Конечно же, Элла чуть с ума не сошла, когда Борис получил эту гребаную повестку. А, вы уже забыли… Нет? ОК. Это было очень неприятное чувство. Мы встретились в «Двух каштанах». Десять утра. Может, одиннадцать. Официант принес нам два двойных макьятто. Он знал, что мы обычно пьем в десять или одиннадцать утра. Глаза у Эллы блестели. Я уже вам говорила. Две большие коричневые маслины в белом, прозрачном оливковом масле. В ледяной воде.
– Я не могу представить себе мертвого Бориса на каменном столе. Разрезанное и грубо зашитое тело…
Элла смотрела слишком много детективов.
– Не перди, – сказала я, – на войне получают пулю в грудь или тебя на куски разрывает взрыв гранаты в каких-нибудь лесных дебрях. Откуда там каменный стол, в лесу-то…
– Я и этого не могу представить, – сказала Элла и пронзила меня ледяным взглядом. Именно ледяным.
– Я пойду к нему. Войду в его кабинет и скажу: «Я Элла, жена Бориса».

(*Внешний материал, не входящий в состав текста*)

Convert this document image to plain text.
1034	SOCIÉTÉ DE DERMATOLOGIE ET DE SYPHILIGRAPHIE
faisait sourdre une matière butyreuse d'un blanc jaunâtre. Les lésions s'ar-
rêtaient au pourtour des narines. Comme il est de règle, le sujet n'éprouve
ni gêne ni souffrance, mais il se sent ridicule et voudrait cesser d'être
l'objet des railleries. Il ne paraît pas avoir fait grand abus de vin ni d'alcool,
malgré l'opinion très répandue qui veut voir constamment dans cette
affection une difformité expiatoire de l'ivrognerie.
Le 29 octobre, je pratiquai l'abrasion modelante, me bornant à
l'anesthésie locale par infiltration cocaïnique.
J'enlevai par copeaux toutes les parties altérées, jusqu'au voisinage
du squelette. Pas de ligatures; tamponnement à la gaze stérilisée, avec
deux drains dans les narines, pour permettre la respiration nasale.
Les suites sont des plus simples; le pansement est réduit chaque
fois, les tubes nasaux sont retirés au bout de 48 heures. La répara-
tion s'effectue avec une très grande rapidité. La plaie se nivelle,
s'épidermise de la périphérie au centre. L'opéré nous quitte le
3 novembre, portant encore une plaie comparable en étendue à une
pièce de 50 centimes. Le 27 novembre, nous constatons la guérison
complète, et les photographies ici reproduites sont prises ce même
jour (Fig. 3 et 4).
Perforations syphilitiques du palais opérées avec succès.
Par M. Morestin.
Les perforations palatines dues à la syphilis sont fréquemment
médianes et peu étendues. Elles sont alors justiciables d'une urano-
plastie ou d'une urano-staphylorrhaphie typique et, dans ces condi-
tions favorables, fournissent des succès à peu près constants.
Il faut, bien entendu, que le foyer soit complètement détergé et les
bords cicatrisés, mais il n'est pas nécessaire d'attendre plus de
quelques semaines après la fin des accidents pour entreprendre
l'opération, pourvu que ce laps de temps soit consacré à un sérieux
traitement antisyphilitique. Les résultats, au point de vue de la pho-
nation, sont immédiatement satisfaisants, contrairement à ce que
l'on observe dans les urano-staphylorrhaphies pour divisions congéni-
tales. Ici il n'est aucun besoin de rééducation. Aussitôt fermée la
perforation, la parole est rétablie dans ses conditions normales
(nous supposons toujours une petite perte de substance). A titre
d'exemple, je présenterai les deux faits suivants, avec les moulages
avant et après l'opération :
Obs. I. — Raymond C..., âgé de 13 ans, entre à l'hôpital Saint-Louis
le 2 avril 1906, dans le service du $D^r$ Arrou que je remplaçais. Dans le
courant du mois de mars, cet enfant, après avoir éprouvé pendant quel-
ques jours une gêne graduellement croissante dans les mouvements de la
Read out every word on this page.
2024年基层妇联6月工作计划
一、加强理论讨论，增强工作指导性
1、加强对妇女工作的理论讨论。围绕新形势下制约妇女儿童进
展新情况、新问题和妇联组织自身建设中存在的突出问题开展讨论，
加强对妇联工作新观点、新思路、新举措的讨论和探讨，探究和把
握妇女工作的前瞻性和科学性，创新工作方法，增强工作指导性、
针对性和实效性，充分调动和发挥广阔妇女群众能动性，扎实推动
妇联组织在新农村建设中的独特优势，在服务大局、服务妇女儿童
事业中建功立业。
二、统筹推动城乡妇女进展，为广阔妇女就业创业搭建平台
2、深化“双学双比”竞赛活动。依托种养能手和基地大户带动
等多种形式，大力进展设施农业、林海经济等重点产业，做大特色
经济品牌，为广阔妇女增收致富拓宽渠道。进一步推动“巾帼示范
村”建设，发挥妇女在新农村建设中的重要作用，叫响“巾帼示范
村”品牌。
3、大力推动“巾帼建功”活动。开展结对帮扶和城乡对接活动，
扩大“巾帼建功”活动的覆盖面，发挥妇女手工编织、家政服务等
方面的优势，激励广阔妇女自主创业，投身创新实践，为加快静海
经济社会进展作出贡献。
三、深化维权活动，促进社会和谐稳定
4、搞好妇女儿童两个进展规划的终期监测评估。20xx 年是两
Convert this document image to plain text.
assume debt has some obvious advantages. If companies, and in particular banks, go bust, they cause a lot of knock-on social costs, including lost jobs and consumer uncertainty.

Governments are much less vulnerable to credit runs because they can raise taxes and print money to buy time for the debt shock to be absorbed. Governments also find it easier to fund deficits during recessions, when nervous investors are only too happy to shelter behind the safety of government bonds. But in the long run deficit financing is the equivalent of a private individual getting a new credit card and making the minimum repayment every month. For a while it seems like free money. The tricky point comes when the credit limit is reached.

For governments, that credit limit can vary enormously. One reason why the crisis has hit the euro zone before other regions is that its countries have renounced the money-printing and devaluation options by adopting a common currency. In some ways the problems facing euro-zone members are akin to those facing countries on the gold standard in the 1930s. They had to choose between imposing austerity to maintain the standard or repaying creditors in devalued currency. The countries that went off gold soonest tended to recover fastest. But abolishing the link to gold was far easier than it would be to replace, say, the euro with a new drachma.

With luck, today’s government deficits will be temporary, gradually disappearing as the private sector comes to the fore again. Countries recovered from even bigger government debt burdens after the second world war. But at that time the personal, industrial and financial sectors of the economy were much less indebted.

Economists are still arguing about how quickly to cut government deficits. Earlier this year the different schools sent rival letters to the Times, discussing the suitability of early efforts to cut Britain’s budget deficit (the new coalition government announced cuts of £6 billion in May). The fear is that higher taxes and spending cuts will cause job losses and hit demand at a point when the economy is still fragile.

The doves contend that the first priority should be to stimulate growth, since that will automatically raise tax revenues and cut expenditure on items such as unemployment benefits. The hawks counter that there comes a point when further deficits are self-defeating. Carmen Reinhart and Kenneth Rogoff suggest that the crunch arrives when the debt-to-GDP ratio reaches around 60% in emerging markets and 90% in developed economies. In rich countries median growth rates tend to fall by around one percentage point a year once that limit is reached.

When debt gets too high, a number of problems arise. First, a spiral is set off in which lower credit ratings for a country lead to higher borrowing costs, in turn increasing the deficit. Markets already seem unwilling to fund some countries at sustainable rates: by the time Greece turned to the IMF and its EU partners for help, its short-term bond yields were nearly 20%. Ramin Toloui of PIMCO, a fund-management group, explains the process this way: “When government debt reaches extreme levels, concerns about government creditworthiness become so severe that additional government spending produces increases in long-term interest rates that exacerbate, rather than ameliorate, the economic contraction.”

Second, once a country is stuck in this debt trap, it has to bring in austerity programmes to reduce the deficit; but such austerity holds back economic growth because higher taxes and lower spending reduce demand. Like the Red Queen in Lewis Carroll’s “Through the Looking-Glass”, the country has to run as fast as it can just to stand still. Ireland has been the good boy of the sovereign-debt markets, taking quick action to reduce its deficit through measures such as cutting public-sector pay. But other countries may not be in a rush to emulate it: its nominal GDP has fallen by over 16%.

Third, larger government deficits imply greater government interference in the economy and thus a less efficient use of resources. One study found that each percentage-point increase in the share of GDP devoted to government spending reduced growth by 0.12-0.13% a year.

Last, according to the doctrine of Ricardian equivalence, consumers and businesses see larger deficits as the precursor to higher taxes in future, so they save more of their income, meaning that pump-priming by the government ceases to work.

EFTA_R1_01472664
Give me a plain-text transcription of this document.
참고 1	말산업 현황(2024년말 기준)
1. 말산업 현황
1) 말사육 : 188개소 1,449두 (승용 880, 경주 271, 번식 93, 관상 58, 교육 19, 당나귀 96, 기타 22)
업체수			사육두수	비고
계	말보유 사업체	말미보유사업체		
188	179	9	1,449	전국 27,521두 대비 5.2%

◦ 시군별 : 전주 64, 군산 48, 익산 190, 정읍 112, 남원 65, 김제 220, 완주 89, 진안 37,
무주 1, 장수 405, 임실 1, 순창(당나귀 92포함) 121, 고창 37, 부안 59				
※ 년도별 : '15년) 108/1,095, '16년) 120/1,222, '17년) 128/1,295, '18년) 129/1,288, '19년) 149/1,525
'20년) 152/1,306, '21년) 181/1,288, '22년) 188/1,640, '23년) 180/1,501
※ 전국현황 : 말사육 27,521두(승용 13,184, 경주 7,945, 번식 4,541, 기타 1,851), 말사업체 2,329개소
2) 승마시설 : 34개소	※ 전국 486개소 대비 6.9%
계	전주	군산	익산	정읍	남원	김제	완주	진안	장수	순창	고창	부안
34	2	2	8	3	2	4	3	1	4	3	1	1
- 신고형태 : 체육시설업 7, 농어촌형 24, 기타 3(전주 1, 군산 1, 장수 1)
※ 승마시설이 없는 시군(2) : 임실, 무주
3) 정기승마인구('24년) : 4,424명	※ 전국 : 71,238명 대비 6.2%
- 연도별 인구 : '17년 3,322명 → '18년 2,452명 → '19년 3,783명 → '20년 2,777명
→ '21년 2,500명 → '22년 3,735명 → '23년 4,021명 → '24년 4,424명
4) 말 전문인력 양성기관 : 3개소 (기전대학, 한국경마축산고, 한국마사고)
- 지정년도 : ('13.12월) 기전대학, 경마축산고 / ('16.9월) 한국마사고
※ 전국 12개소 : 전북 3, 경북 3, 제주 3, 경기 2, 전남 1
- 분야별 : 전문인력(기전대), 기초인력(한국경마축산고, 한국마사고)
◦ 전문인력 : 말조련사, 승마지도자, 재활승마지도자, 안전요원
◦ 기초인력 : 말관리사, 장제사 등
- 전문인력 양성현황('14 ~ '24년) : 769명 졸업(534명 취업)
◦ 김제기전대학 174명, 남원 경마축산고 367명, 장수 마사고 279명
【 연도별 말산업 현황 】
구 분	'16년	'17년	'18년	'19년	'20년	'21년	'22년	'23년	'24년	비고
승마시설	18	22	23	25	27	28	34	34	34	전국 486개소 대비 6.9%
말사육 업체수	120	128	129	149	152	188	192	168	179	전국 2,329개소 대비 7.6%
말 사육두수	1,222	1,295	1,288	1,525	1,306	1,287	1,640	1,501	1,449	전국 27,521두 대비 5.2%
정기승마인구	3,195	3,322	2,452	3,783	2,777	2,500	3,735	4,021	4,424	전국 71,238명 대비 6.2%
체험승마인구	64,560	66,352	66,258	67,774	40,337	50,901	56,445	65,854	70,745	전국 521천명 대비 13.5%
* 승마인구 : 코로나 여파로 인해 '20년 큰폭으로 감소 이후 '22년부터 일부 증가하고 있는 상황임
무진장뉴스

Я уже вам говорила, Виктор, тот, который был в страусе, муж Мирьяны, он был начальником городского комитета обороны. Элла и Борис были уверены, что повестка пришла из-за того самого вылизывания в ледяную ночь. Что вы такое говорите? Ну и что, что вас забрали на войну, хотя вы никого не лизали? Не пердите! Я вам об их уверенности говорю. Если что-то кажется тебе правдой, то это и есть правда. Для тебя. А на других ты просто кладешь. Да. Это была просто жуть! Жуть с ружьем! Представьте, каково это – понимать, что ты погибнешь из-за того, что твой язык вылизал не ту пизду! Мерзкое чувство. Этот говнюк хотел возложить жизнь Бориса на алтарь Родины за то, что тот вылизал его жену. Понимаете, какая дерьмовая ситуация! Люди, бойцы, герои погибают на войне за идеалы, за принципы, за свободу, мир и демократию, за лучшее будущее для своих детей… Понимаете? Какая это дерьмовая ситуация – погибнуть, отдать жизнь за Хорватию из-за того, что ты вылизал не ту пизду?! Что это за страна, которой приносят такие жертвы! Вот такие мысли кружились у нас в головах – у Кики, Бориса, у меня, у Эллы… Тогда, за столом в «Двух каштанах», Элла мне сказала:
– Я войду к нему в кабинет. И, если понадобится, дам ему.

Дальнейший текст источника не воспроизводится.